Tugas

(Desabafo escrito em Luanda, via New York Times)

São longas as filas de espera nos consulados de Angola em Portugal. Quem lá está raramente é quem para cá vem. Quem de lá vem raramente cá chega. No próximo domingo é a vez do Cavaco. Só no ano passado vieram para Angola trabalhar mais de 23.000 tugas.

Enquanto Portugal não sai da moody de baixo, Angola cresce. Angola constrói. Angola mexe. Angola é (de novo) a terra prometida. E se vista da baía de Luanda já não é tão tranquila quanto em tempos terá sido, as lagostas continuam a sair frescas. Embora o trânsito seja infernal, as ruas um perigo e a vida assustadoramente cara, vale a pena o esforço. Vale a pena encher a mala de repelente e partir à aventura. Viver loucamente nos trópicos. Comer bitoques e beber super-bocks servidas por um preto. Ainda que para isso nos tenhamos que sujeitar à sua vil ignorância. À sua natural indolência.

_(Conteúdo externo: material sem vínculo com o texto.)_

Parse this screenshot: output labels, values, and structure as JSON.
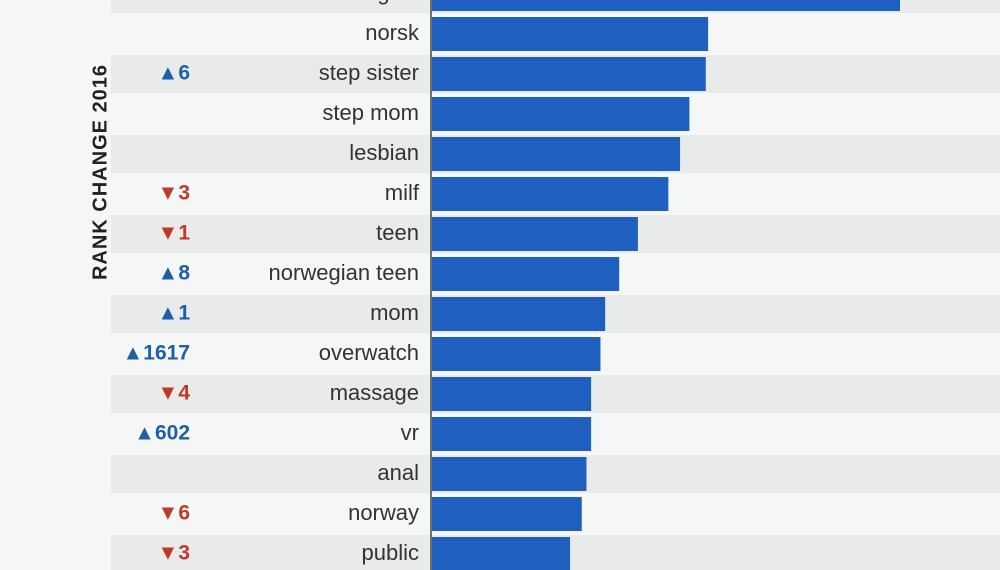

O problema não está neste pedaço de nada ao qual um dia chamámos Angola. O problema, murmuramos agora entre dentes, são mesmo os pretos. Os empregados demoram a servir. Os funcionários públicos não sabem o que fazem. Os operários são uns incompetentes. Os parceiros económicos que nos são impostos uns irresponsáveis.

Mais de 30 anos depois, a Rainha Ginga continua a não gostar de trabalhar. Vazia de significado, a sua existência é tão supérflua quanto antes. O único perigo é que ela agora tem uma catana na mão. E nós já não temos o Salazar. O Paulo Dias de Novais já foi cortado aos pedaços. Pode ser que um dia o Dom Afonso Henriques fique sem pila.